Responsable de la région sud-ouest pour l'association Keep Guns Off Campus, Julie Gavran fait valoir au contraire que les événements de la fusillade ont justement montré l'inverse.

« Ils disent toujours qu'ils sont là pour empêcher la prochaine tuerie de masse, mais ils entendent des coups de feu et ils s'enfuient », souligne-t-elle.

D'autant qu'outre la vingtaine de manifestants armés de manière visible, « il y en avait peut-être 20 de plus » équipés d'une arme, mais dissimulée, insiste cette chercheuse en histoire.

Au-delà de la fusillade de jeudi, Joe Coker assure pourtant que dans « des tonnes de situations », des civils armés ont empêché des crimes, mais que les médias généralistes, qui « ont des arrière-pensées », n'en parlent pas, sciemment.

Chez Ray's Sporting Goods, ce samedi, il n'y a pas eu d'effet fusillade, avec une hausse des ventes d'armes, comme dans la plupart des villes victimes de tueries de masse.

« J'ai du boulot, mais ce n'est pas la flambée [des ventes] que les gens pourraient imaginer », nuance Cody Harris.

Fin 2015, 937 000 licences pour une arme de poing étaient en vigueur au Texas, qui compte environ 27 millions d'habitants, selon le département de la Sécurité publique de l'État.

« L'un des arguments du lobby des armes, c'est de dire que les tueries de masse n'arrivent que dans des zones où les armes sont interdites », relève Julie Gavran.

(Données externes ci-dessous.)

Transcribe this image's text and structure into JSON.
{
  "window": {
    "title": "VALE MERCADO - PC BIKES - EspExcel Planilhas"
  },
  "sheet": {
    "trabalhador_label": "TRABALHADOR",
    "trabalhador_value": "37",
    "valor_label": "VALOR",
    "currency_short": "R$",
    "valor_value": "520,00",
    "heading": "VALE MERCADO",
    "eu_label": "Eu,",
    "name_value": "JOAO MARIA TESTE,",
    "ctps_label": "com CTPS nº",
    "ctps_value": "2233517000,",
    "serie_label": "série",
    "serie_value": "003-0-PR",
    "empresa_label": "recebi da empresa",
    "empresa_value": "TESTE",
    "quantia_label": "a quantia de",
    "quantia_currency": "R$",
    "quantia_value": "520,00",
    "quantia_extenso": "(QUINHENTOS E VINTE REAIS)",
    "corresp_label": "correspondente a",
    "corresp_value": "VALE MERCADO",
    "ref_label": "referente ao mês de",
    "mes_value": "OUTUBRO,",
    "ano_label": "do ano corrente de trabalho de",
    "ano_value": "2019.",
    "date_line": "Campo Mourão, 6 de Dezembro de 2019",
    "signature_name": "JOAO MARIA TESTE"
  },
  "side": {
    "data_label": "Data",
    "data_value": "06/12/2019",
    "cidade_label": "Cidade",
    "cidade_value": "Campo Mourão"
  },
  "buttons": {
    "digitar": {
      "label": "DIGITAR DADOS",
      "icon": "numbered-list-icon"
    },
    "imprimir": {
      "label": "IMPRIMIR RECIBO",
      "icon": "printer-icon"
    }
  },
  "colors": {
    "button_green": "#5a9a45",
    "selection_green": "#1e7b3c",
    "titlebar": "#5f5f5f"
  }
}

Or dans le centre-ville de Dallas, jeudi soir, « il y avait des policiers partout, des civils armés », ce qui n'a pas empêché le drame. « J'espère vraiment que ça va changer la donne pour faire évoluer la loi », dit-elle. « Pas seulement au Texas, mais dans tout le pays ».

Avant même son déplacement à Dallas mardi, le président Barack Obama a de nouveau appelé à une évolution de la législation sur les armes.